Et il a gagné. Mais il ne saurait vivre de sa course gagnée. Ni l'autre qui aimait la mer, de son unique tempête vaincue. La tempête qu'il vainc c'est un mouvement de brasse dans sa nage. Et il appelle un autre mouvement. Et le plaisir de former la fleur, de vaincre la tempête, de bâtir le temple, se distingue du plaisir de posséder une fleur faite, une tempête vaincue, un temple debout. Illusoire l'espoir d'en jouir en servant ce que l'on a d'abord condamné, en espérant, guerrier, tirer ses joies des joies du sédentaire. Et cependant, en apparence, le guerrier combat pour atteindre ce qui alimente le sédentaire, mais il n'a point le droit d'être déçu s'il se transforme ensuite en sédentaire, car fausse est la détresse de celui qui vous dit que la satisfaction fuit éternellement devant le désir. Car alors on se trompe sur l'objet du désir. Ce que tu poursuis éternellement, dis-tu, éternellement s'éloigne… C'est comme si l'arbre se plaignait: «J'ai formé ma fleur, dirait-il, et voici qu'elle devient graine et que la graine devient arbre et encore une fois l'arbre fleur…» Ainsi as-tu vaincu ta tempête et ta tempête est devenue repos, mais ton repos n'est que préparation de la tempête. Je te le dis: il n'est point d'amnistie divine qui t'épargne de devenir. Tu voudrais être: tu ne seras qu'en Dieu. Il te rentrera dans sa grange quand tu seras lentement devenu et pétri de tes actes, car l'homme, vois-tu, est long à naître.

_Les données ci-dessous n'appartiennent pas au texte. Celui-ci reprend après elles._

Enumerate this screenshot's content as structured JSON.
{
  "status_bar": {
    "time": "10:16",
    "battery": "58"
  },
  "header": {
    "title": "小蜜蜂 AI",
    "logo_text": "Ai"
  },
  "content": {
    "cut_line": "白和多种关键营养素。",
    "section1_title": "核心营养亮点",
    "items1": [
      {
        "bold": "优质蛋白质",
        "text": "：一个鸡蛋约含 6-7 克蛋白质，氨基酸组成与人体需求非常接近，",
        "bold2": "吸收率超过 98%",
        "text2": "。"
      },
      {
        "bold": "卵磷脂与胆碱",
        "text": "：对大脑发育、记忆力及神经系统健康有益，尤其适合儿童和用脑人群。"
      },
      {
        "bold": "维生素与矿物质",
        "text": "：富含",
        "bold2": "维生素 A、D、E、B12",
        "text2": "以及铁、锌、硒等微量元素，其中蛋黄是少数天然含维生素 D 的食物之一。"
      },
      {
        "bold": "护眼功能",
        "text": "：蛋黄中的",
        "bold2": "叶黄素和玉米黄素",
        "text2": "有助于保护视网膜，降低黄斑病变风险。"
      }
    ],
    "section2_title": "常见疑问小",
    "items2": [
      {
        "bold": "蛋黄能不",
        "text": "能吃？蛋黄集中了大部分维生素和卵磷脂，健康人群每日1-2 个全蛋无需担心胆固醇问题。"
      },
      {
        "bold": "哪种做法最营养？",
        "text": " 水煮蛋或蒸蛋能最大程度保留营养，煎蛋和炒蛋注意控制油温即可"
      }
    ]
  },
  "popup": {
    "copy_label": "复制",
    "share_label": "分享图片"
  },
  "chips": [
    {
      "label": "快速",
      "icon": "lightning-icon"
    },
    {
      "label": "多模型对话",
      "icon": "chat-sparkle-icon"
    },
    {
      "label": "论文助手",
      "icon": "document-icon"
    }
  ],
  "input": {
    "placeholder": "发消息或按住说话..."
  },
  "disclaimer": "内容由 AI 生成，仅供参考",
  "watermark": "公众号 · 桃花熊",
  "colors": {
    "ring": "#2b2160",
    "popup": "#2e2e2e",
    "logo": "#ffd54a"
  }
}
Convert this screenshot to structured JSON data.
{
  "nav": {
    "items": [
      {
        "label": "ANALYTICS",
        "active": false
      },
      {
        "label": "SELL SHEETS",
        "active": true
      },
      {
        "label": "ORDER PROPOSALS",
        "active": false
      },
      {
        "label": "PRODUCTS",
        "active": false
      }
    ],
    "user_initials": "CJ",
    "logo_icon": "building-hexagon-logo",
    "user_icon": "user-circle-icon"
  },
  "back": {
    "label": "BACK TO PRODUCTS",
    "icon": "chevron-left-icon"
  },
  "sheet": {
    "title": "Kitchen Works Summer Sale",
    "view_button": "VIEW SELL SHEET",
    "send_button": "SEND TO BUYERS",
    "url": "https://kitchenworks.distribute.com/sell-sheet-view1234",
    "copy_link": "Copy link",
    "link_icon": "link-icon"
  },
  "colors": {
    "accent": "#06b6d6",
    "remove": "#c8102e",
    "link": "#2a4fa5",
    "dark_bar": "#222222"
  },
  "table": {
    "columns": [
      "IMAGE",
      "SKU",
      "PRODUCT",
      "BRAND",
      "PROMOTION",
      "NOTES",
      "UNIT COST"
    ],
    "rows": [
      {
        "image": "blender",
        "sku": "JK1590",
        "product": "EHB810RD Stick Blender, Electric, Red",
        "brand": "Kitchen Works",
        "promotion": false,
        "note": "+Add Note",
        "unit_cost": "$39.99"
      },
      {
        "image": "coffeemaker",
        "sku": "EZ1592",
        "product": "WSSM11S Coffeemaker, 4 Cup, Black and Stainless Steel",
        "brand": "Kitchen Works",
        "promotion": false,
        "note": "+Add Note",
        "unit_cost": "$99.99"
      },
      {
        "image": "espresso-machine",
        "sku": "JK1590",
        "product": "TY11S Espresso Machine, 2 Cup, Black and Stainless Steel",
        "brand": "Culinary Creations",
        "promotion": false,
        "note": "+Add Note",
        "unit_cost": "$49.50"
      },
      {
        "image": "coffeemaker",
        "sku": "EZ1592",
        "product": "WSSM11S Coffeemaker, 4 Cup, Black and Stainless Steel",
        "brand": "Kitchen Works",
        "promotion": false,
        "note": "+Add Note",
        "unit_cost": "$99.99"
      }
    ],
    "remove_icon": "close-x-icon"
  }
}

«Ainsi se sont-ils vidés d'avoir cru posséder et obtenir et de s'être arrêtés sur la route, pour jouir, comme ils disent, de leurs provisions. Car il n'est point de provisions. Et je le sais, moi qui me suis fait prendre si longtemps au piège des créatures, sachant que celle-là que l'on formait dans quelque contrée étrangère et huilait de la perfection des aromates, il me serait possible de m'en saisir. Et j'appelais amour ce vertige. Et il me semblait que je mourrais de soif si je ne savais l'obtenir.
«Alors les fiançailles donnaient lieu à des fêtes retentissantes, colorées pour le peuple entier par la religion de l'amour. Et l'on versait des corbeilles de fleurs et l'on répandait des parfums et l'on brûlait des diamants qui avaient coûté la sueur, la souffrance, le sang des hommes, nés de la foule comme la goutte de parfum tirée des tombereaux de fleurs, et chacun cherchait sans trop comprendre à s'épuiser dans l'amour. Mais la voilà sur ma terrasse, captive tendre et prise dans le vent avec ses voiles. Et moi homme, et moi guerrier vainqueur tenant enfin la récompense de ma guerre. Et brusquement, en face d'elle, ne sachant plus que devenir…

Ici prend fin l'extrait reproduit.